“The people, who are trying to make this world worse... are not taking a day off. How can I? Light up the darkness.”

-Bob Marley

If you’re new to this whole Macroeconomics thing, we can be an insular, egoistic bunch.  We even have our own little Golden Rule:

The one with the Gold gets to make all the Rules.

Its cutesy and clever as Macro mantra’s go but its utility is largely confined to contractionary and/or inflationary phases. 

We remixed it @Hedgeye for more universal applicability.  Let’s call it Growth Rules:

Get growth right and get most of your big Macro allocations right.

And, of course, nothing says growth quite like the sweet smell of a positive 2nd derivative trend in payrolls on a sunny Friday morning in June.     

So pour an extra cup of the Blue Mountain roast, break out that fish net tank top and awaken your inner Jamaican because every ting be aiight mon. 

Awaken Your Jamaican - bob marley pic

Back to the Domestic Labor Grind…

Consensus says 180K on the headline.  Would you take the under?  Does it matter?

Being contrarian can be cool but everyone knows that your favorite contrarian’s favorite contrarian didn’t earn that rep via promiscuous perma-contrarianism.

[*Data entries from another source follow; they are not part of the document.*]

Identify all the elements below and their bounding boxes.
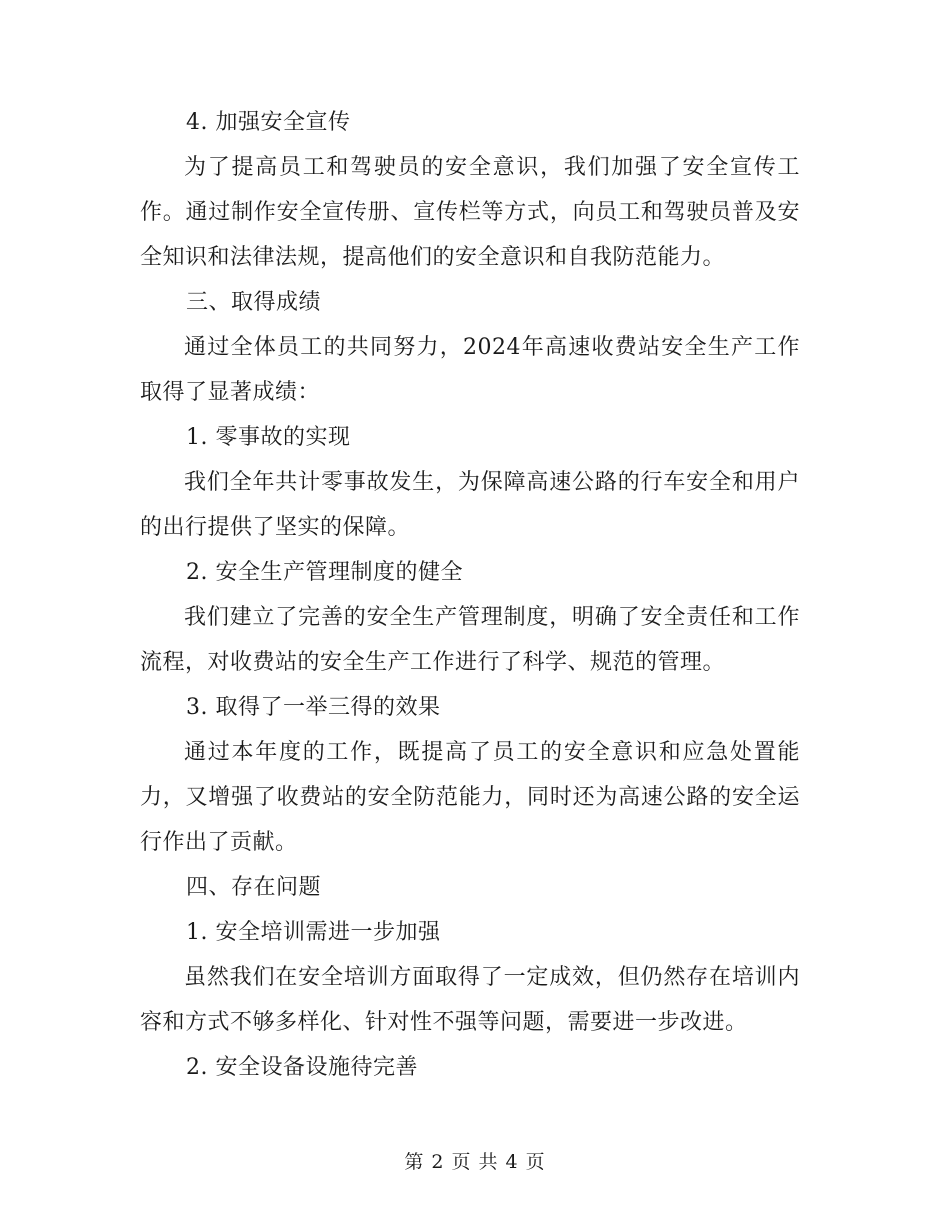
section-heading: 四、存在问题 (186, 875, 322, 900)
section-heading: 2. 安全设备设施待完善 (186, 1055, 418, 1080)
section-heading: 1. 零事故的实现 (186, 425, 351, 450)
page-number-footer: 第 2 页 共 4 页 (404, 1151, 546, 1173)
section-heading: 1. 安全培训需进一步加强 (186, 920, 441, 945)
paragraph: 我们建立了完善的安全生产管理制度，明确了安全责任和工作流程，对收费站的安全生产工作进行了科学、规范的管理。 (140, 605, 800, 675)
paragraph: 为了提高员工和驾驶员的安全意识，我们加强了安全宣传工作。通过制作安全宣传册、宣传栏等方式，向员工和驾驶员普及安全知识和法律法规，提高他们的安全意识和自我防范能力。 (140, 155, 800, 270)
paragraph: 通过全体员工的共同努力，2024年高速收费站安全生产工作取得了显著成绩： (140, 335, 800, 405)
section-heading: 3. 取得了一举三得的效果 (186, 695, 441, 720)
section-heading: 4. 加强安全宣传 (186, 110, 351, 135)
paragraph: 我们全年共计零事故发生，为保障高速公路的行车安全和用户的出行提供了坚实的保障。 (140, 470, 800, 540)
section-heading: 2. 安全生产管理制度的健全 (186, 560, 463, 585)
paragraph: 通过本年度的工作，既提高了员工的安全意识和应急处置能力，又增强了收费站的安全防范能力，同时还为高速公路的安全运行作出了贡献。 (140, 740, 800, 855)
document-body (140, 100, 800, 1090)
section-heading: 三、取得成绩 (186, 290, 322, 315)
paragraph: 虽然我们在安全培训方面取得了一定成效，但仍然存在培训内容和方式不够多样化、针对性不强等问题，需要进一步改进。 (140, 965, 800, 1035)
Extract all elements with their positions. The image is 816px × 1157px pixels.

And besides, if you’re known as a contrarian wouldn’t it be kind of contrarian of you to go full consensus?

Anyway we don’t do precision, point estimate guesses on the headline NFP.  We are, however, stalkers of asymmetric risk.

Here’s your asymmetry for May:

  • The May NFP comp is the easiest of the present mini-cycle at +43K (last May).  In other words, we only need to print +44K this morning to get an acceleration in year-over-year payroll growth.
  • ADP printed +253K for May.  We all know ADP isn’t a great predictor of NFP but it is directionally accurate ~2/3rds of the time.  It also probably doesn’t matter….  
  • The largest absolute, post-recession delta between the ADP payroll estimate and NFP is 176K.  So in other, other words, even if NFP misses ADP to the downside by the widest margin in 7 years, non-farm payroll growth will still accelerate on a Y/Y basis.

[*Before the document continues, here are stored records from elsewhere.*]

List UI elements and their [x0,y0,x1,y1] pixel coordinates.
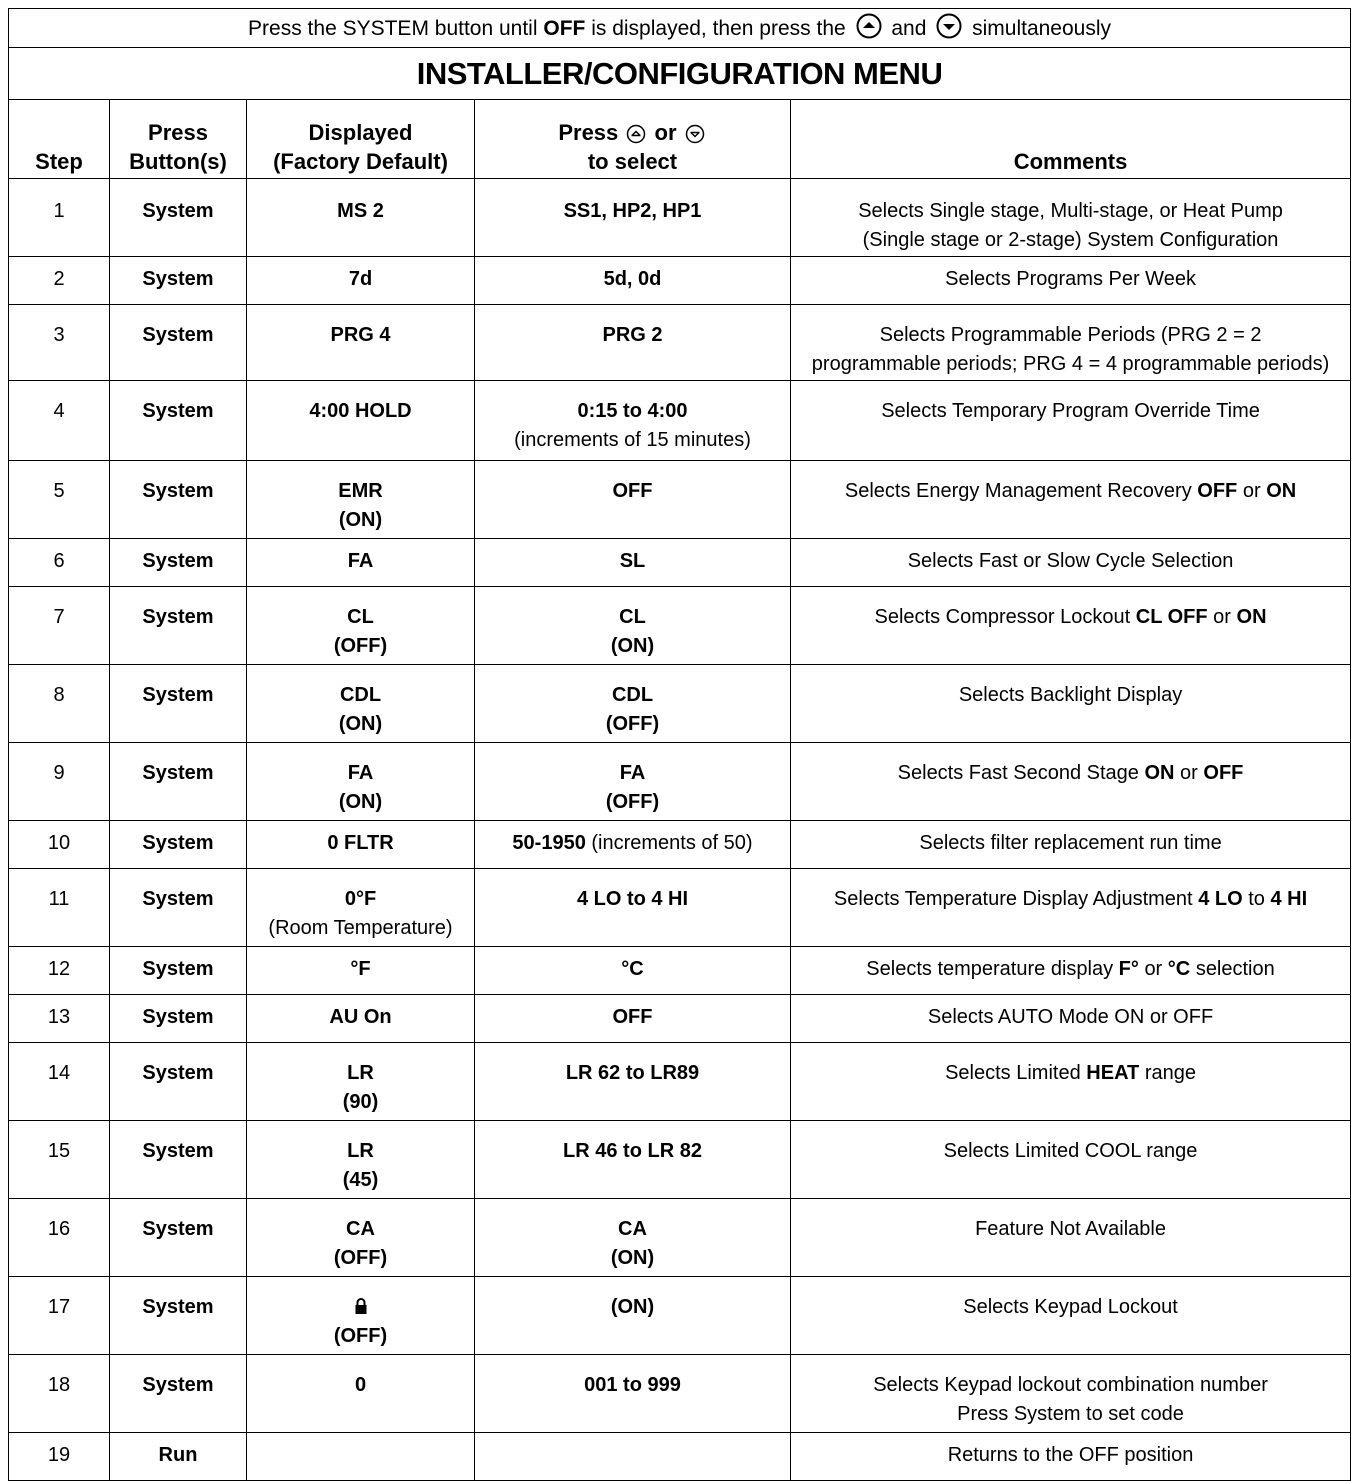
cell-button: System [110,461,247,539]
installer-config-table [8,8,1351,1481]
cell-comment: Selects Backlight Display [791,665,1351,743]
cell-button: Run [110,1433,247,1481]
cell-step: 16 [9,1199,110,1277]
cell-comment: Selects Compressor Lockout CL OFF or ON [791,587,1351,665]
instruction-row [9,9,1351,48]
cell-comment: Selects Energy Management Recovery OFF or ON [791,461,1351,539]
cell-step: 19 [9,1433,110,1481]
cell-button: System [110,179,247,257]
cell-comment: Selects Fast or Slow Cycle Selection [791,539,1351,587]
cell-select: OFF [475,461,791,539]
cell-select: CA (ON) [475,1199,791,1277]
cell-step: 12 [9,947,110,995]
header-comments: Comments [791,100,1351,179]
menu-title: INSTALLER/CONFIGURATION MENU [9,48,1351,100]
cell-comment: Selects Keypad Lockout [791,1277,1351,1355]
down-arrow-button-icon [936,13,962,39]
table-row [9,539,1351,587]
cell-select: LR 46 to LR 82 [475,1121,791,1199]
table-row [9,1433,1351,1481]
cell-select: 0:15 to 4:00 (increments of 15 minutes) [475,381,791,461]
cell-step: 17 [9,1277,110,1355]
cell-displayed: FA [247,539,475,587]
cell-displayed: 7d [247,257,475,305]
cell-step: 4 [9,381,110,461]
cell-select: OFF [475,995,791,1043]
cell-button: System [110,587,247,665]
cell-displayed: CA (OFF) [247,1199,475,1277]
table-row [9,995,1351,1043]
cell-select: 001 to 999 [475,1355,791,1433]
table-row [9,381,1351,461]
cell-displayed: CL (OFF) [247,587,475,665]
cell-comment: Selects AUTO Mode ON or OFF [791,995,1351,1043]
cell-select [475,1433,791,1481]
cell-button: System [110,381,247,461]
table-row [9,1043,1351,1121]
cell-select: 5d, 0d [475,257,791,305]
cell-comment: Feature Not Available [791,1199,1351,1277]
cell-button: System [110,947,247,995]
cell-displayed: LR (45) [247,1121,475,1199]
cell-button: System [110,1121,247,1199]
cell-step: 6 [9,539,110,587]
cell-select: PRG 2 [475,305,791,381]
cell-comment: Selects filter replacement run time [791,821,1351,869]
cell-step: 11 [9,869,110,947]
up-arrow-icon [626,124,646,144]
table-row [9,179,1351,257]
cell-comment: Selects Programmable Periods (PRG 2 = 2 programmable periods; PRG 4 = 4 programmable periods) [791,305,1351,381]
cell-displayed [247,1433,475,1481]
cell-button: System [110,1043,247,1121]
cell-comment: Selects Single stage, Multi-stage, or Heat Pump (Single stage or 2-stage) System Configuration [791,179,1351,257]
cell-comment: Selects Temperature Display Adjustment 4 LO to 4 HI [791,869,1351,947]
cell-displayed: FA (ON) [247,743,475,821]
cell-comment: Selects Limited COOL range [791,1121,1351,1199]
cell-displayed: MS 2 [247,179,475,257]
cell-button: System [110,1199,247,1277]
header-select: Press or to select [475,100,791,179]
table-row [9,821,1351,869]
cell-select: CL (ON) [475,587,791,665]
cell-comment: Selects Fast Second Stage ON or OFF [791,743,1351,821]
table-row [9,1277,1351,1355]
cell-select: °C [475,947,791,995]
cell-displayed: 0 FLTR [247,821,475,869]
cell-displayed: AU On [247,995,475,1043]
cell-button: System [110,257,247,305]
lock-icon [354,1297,368,1315]
table-row [9,947,1351,995]
cell-comment: Returns to the OFF position [791,1433,1351,1481]
table-row [9,1121,1351,1199]
cell-select: (ON) [475,1277,791,1355]
cell-displayed: 4:00 HOLD [247,381,475,461]
cell-button: System [110,1277,247,1355]
cell-displayed: 0 [247,1355,475,1433]
table-row [9,1355,1351,1433]
cell-displayed: EMR (ON) [247,461,475,539]
table-row [9,587,1351,665]
table-row [9,665,1351,743]
table-row [9,743,1351,821]
cell-select: CDL (OFF) [475,665,791,743]
cell-step: 5 [9,461,110,539]
cell-step: 2 [9,257,110,305]
header-press-buttons: Press Button(s) [110,100,247,179]
cell-displayed: CDL (ON) [247,665,475,743]
header-row [9,100,1351,179]
cell-displayed: LR (90) [247,1043,475,1121]
cell-button: System [110,305,247,381]
cell-select: 4 LO to 4 HI [475,869,791,947]
cell-step: 1 [9,179,110,257]
table-row [9,305,1351,381]
title-row [9,48,1351,100]
cell-step: 10 [9,821,110,869]
down-arrow-icon [685,124,705,144]
cell-comment: Selects Keypad lockout combination number Press System to set code [791,1355,1351,1433]
header-displayed: Displayed (Factory Default) [247,100,475,179]
cell-step: 15 [9,1121,110,1199]
cell-step: 14 [9,1043,110,1121]
cell-displayed: °F [247,947,475,995]
cell-step: 18 [9,1355,110,1433]
cell-button: System [110,869,247,947]
cell-select: LR 62 to LR89 [475,1043,791,1121]
cell-displayed: (OFF) [247,1277,475,1355]
installer-menu-sheet [8,8,1350,1481]
cell-comment: Selects Limited HEAT range [791,1043,1351,1121]
cell-button: System [110,1355,247,1433]
cell-step: 9 [9,743,110,821]
table-row [9,461,1351,539]
cell-select: SS1, HP2, HP1 [475,179,791,257]
cell-comment: Selects Temporary Program Override Time [791,381,1351,461]
table-row [9,869,1351,947]
cell-select: SL [475,539,791,587]
cell-step: 3 [9,305,110,381]
cell-button: System [110,743,247,821]
cell-displayed: PRG 4 [247,305,475,381]
cell-step: 7 [9,587,110,665]
cell-displayed: 0°F (Room Temperature) [247,869,475,947]
instruction-text: Press the SYSTEM button until OFF is displayed, then press the and simultaneously [9,9,1351,48]
cell-button: System [110,821,247,869]
table-row [9,1199,1351,1277]
header-step: Step [9,100,110,179]
cell-button: System [110,539,247,587]
table-row [9,257,1351,305]
cell-step: 8 [9,665,110,743]
cell-comment: Selects Programs Per Week [791,257,1351,305]
cell-button: System [110,665,247,743]
up-arrow-button-icon [856,13,882,39]
cell-button: System [110,995,247,1043]
cell-select: 50-1950 (increments of 50) [475,821,791,869]
cell-comment: Selects temperature display F° or °C selection [791,947,1351,995]
cell-step: 13 [9,995,110,1043]
cell-select: FA (OFF) [475,743,791,821]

Need more asymmetry fodder:

  • ISM manufacturing employment rose in May and the balance of the Fed Regional Surveys were flat to up across the Employment subindices
  • Initial Claims printed 233K during the May employment survey week, the lowest level in decades.  So, the separations side of the employment equation is as supportive of net hiring as it’s ever been.
  • As can be seen in the Chart of the Day below, from a cycle perspective, Initial Jobless Claims have been the most consistent, lead labor market indicator for the economic cycle.  While total employment peaks coincident to the end of the cycle (which, of course, is not surprising – how do you think economists retrospectively pick when the cycle peaked/recession started?), peak improvement in initial claims occurs ~7 months ahead of the economic cycle peak.  As it stands, we’re still putting in the trough in Initial Claims.

What about that +71% Y/Y spike in Job Cut Announcements yesterday from Challenger?

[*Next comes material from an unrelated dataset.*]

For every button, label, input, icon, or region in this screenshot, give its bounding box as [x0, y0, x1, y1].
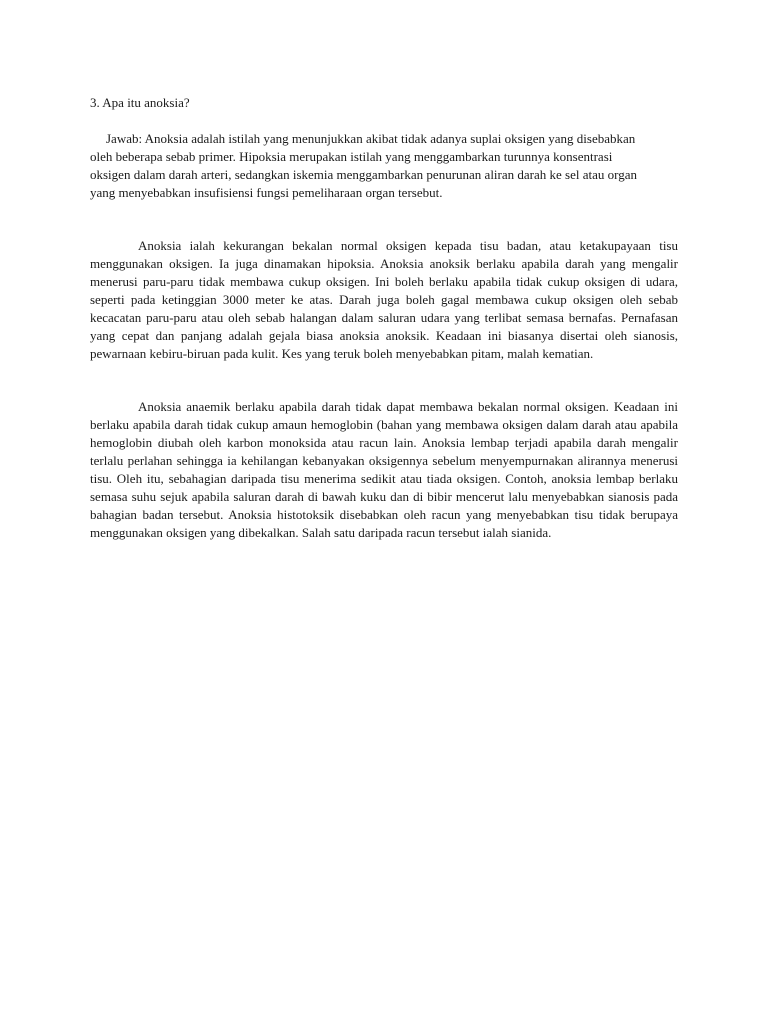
question-heading: 3. Apa itu anoksia? — [90, 95, 190, 110]
answer-paragraph: Jawab: Anoksia adalah istilah yang menunjukkan akibat tidak adanya suplai oksigen yang disebabkan oleh beberapa sebab primer. Hipoksia merupakan istilah yang menggambarkan turunnya konsentrasi oksigen dalam darah arteri, sedangkan iskemia menggambarkan penurunan aliran darah ke sel atau organ yang menyebabkan insufisiensi fungsi pemeliharaan organ tersebut. — [90, 131, 637, 200]
body-paragraph-2: Anoksia anaemik berlaku apabila darah tidak dapat membawa bekalan normal oksigen. Keadaan ini berlaku apabila darah tidak cukup amaun hemoglobin (bahan yang membawa oksigen dalam darah atau apabila hemoglobin diubah oleh karbon monoksida atau racun lain. Anoksia lembap terjadi apabila darah mengalir terlalu perlahan sehingga ia kehilangan kebanyakan oksigennya sebelum menyempurnakan alirannya menerusi tisu. Oleh itu, sebahagian daripada tisu menerima sedikit atau tiada oksigen. Contoh, anoksia lembap berlaku semasa suhu sejuk apabila saluran darah di bawah kuku dan di bibir mencerut lalu menyebabkan sianosis pada bahagian badan tersebut. Anoksia histotoksik disebabkan oleh racun yang menyebabkan tisu tidak berupaya menggunakan oksigen yang dibekalkan. Salah satu daripada racun tersebut ialah sianida. — [90, 399, 678, 540]
body-paragraph-1: Anoksia ialah kekurangan bekalan normal oksigen kepada tisu badan, atau ketakupayaan tisu menggunakan oksigen. Ia juga dinamakan hipoksia. Anoksia anoksik berlaku apabila darah yang mengalir menerusi paru-paru tidak membawa cukup oksigen. Ini boleh berlaku apabila tidak cukup oksigen di udara, seperti pada ketinggian 3000 meter ke atas. Darah juga boleh gagal membawa cukup oksigen oleh sebab kecacatan paru-paru atau oleh sebab halangan dalam saluran udara yang terlibat semasa bernafas. Pernafasan yang cepat dan panjang adalah gejala biasa anoksia anoksik. Keadaan ini biasanya disertai oleh sianosis, pewarnaan kebiru-biruan pada kulit. Kes yang teruk boleh menyebabkan pitam, malah kematian. — [90, 238, 678, 361]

  • It is notable as the trend in job cuts tracks the larger economic cycle but the series is volatile on a growth basis from month to month and the latest month was juiced singularly by the Announced Layoffs at Ford.
  • Bear in mind the magnitude.  Total Announced Job Cuts are only 33K and have been trending lower.   That total is also relative to an initial claims base of ~1MM and total monthly separations (quits, layoffs, discharges, etc) of ~5MM.  Bounded oscillations in Job Cut announcements are largely noise. 

In short, being a bearish contrarian on May employment isn’t a high probability bet.   I could always be wrong but swinging at high outside pitches does not a durable (hall of fame) career make. 

And remember the simple reason why the payroll rate-of-change matters. 

  • Assuming a flat trend in weekly hours (which has been the trend), an acceleration in the growth in number of people working drives an acceleration in aggregate hours growth and …
  • If hourly earnings for those workers are flat to up (the May Comp for hourly earnings growth is actually pretty easy at +2.5% Y/Y) ….

If hours worked are accelerating and earnings per each one of those hours are flat-to-accelerating then aggregate income growth will be accelerating and the baseline expectation for consumption, by extension, has to be ‘stable-to-better’.  And all the income and consumption based indicators that come out later in the month are likely to be relatively solid. 

I’ve contended for a while now that given the present surreality of things, you could probably get elected on a simple platform of adding another 1 or 2 national holidays a year.  No one would cop to it in an exit interview but I’d bet it’d show up in the results.

Our immediate-term Global Macro Risk Ranges are now: 

UST 10yr Yield 2.18-2.33%

SPX 2 

NASDAQ 6107-6270

VIX 9.13-11.77
EUR/USD 1.09-1.12

Oil (WTI) 46.60-49.30 

Gold 1 
Copper 2.50-2.60

I hereby nominate today as National Labor Asymmetry Day.  Rum and “dutchies” on the house.